Author's Note: Atomic Law

For those with a curiosity as to why this automatically constitutes three or four crimes rather than one, at least in legal terms, the answer is that the Imperial legal system, unlike ours, works very hard to make its charges atomic. That is to say, each individual part of the criminal act gives rise to one, and only one, charge which can then be conveniently assembled into a proper reflection of the totality, without punishing anything twice or not at all. Apart from avoiding the obvious abusability of overlapping systems – such as our habit of stacking on multiple overlapping charges to ramp up the total sentence and encourage plea bargaining – to do otherwise would be almost painfully inelegant and irrational.

(And when you position as a law provider depends on your ability to convince people of your law-providing arete, that is not an appearance you wish to give. Well, not to eldrae, anyway. Humans seem to have more tolerance for that sort of thing.)

So those three crimes mentioned down there, would be the rape, the battery which enabled you to carry it out (assuming, in this case, the use of violence), and the proximal assault which the battery almost certainly implied. Of course, in other cases, instead of that proximal-assault-and-battery, you might instead see charges of pharmaceutical-mediated battery, if coercive aphrodisiacs or incapacitors were involved, or coercion (in the duress sense), or even fraud, for that matter, because in Imperial praxis, lying your way into someone’s bed is every bit as much rape as any of the others, and they’ll execute you for that, too.
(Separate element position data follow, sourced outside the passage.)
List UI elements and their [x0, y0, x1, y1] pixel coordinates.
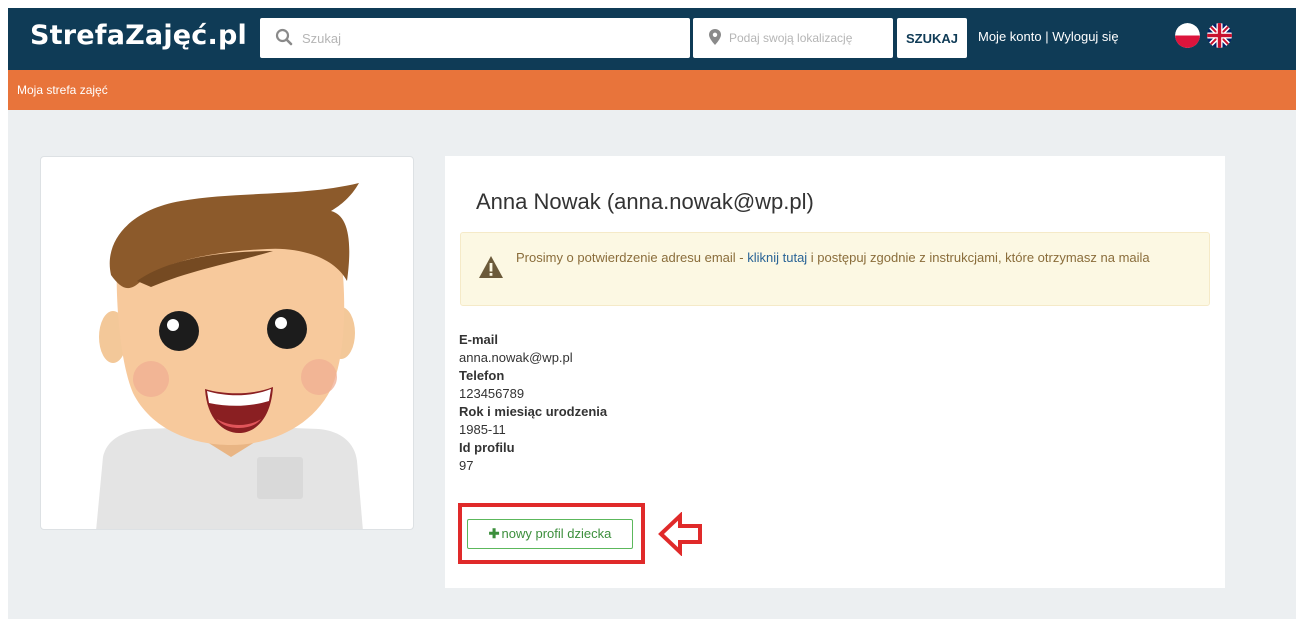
email-confirmation-alert: Prosimy o potwierdzenie adresu email - k… — [460, 232, 1210, 306]
uk-flag-icon[interactable] — [1207, 23, 1232, 48]
arrow-left-icon — [658, 511, 704, 561]
birth-date-label: Rok i miesiąc urodzenia — [459, 404, 608, 419]
sub-navbar: Moja strefa zajęć — [8, 70, 1296, 110]
search-input[interactable] — [302, 18, 682, 58]
avatar-card — [40, 156, 414, 530]
location-field[interactable] — [693, 18, 893, 58]
phone-label: Telefon — [459, 368, 505, 383]
map-marker-icon — [708, 28, 722, 51]
poland-flag-icon[interactable] — [1175, 23, 1200, 48]
alert-text-after: i postępuj zgodnie z instrukcjami, które… — [807, 250, 1150, 265]
profile-id-label: Id profilu — [459, 440, 515, 455]
phone-value: 123456789 — [459, 386, 525, 401]
warning-icon — [478, 255, 504, 284]
my-zone-link[interactable]: Moja strefa zajęć — [17, 83, 108, 97]
new-child-profile-button[interactable]: ✚ nowy profil dziecka — [467, 519, 633, 549]
email-label: E-mail — [459, 332, 499, 347]
account-links: Moje konto | Wyloguj się — [978, 29, 1119, 44]
avatar — [96, 183, 363, 529]
search-button[interactable]: SZUKAJ — [897, 18, 967, 58]
site-logo[interactable]: StrefaZajęć.pl — [30, 20, 247, 51]
alert-message: Prosimy o potwierdzenie adresu email - k… — [516, 248, 1196, 268]
alert-text-before: Prosimy o potwierdzenie adresu email - — [516, 250, 748, 265]
page: StrefaZajęć.pl SZUKAJ Moje konto | Wylo — [8, 8, 1296, 619]
email-value: anna.nowak@wp.pl — [459, 350, 573, 365]
logout-link[interactable]: Wyloguj się — [1052, 29, 1118, 44]
plus-icon: ✚ — [488, 526, 500, 541]
profile-details: E-mail anna.nowak@wp.pl Telefon 12345678… — [459, 331, 607, 475]
profile-panel: Anna Nowak (anna.nowak@wp.pl) Prosimy o … — [445, 156, 1225, 588]
confirm-email-link[interactable]: kliknij tutaj — [747, 250, 807, 265]
top-navbar: StrefaZajęć.pl SZUKAJ Moje konto | Wylo — [8, 8, 1296, 70]
my-account-link[interactable]: Moje konto — [978, 29, 1042, 44]
location-input[interactable] — [729, 18, 889, 58]
search-icon — [275, 28, 293, 51]
search-field[interactable] — [260, 18, 690, 58]
birth-date-value: 1985-11 — [459, 422, 506, 437]
account-separator: | — [1041, 29, 1053, 44]
new-child-profile-label: nowy profil dziecka — [501, 526, 612, 541]
profile-id-value: 97 — [459, 458, 474, 473]
profile-title: Anna Nowak (anna.nowak@wp.pl) — [476, 189, 814, 214]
Of course, if we’re being purely pragmatic about it, the fine details of the charging system doesn’t matter all that much where this particular class of crime is concerned. (In the ancient days, it might have made the difference between “we’ll offer you a mercy-draught of hemlock and a fast pyre” and “we’ll smoulder you to death over the course of a couple of weeks just to emphasize how VERY VERY MUCH we disapprove of this sort of thing”, but everyone’s much more civilized now and realizes that this sort of thing is impolite, uncivilized, redundant, and no additional deterrent.)

But justice has to be seen to be done, and it has to be seen to be done right – which is to say, in accordance with mélith, the principle that each shall receive exactly as they merit. And so, one must necessarily determine that – even if the debt they accrue happens to, and is known to, substantially exceed their life.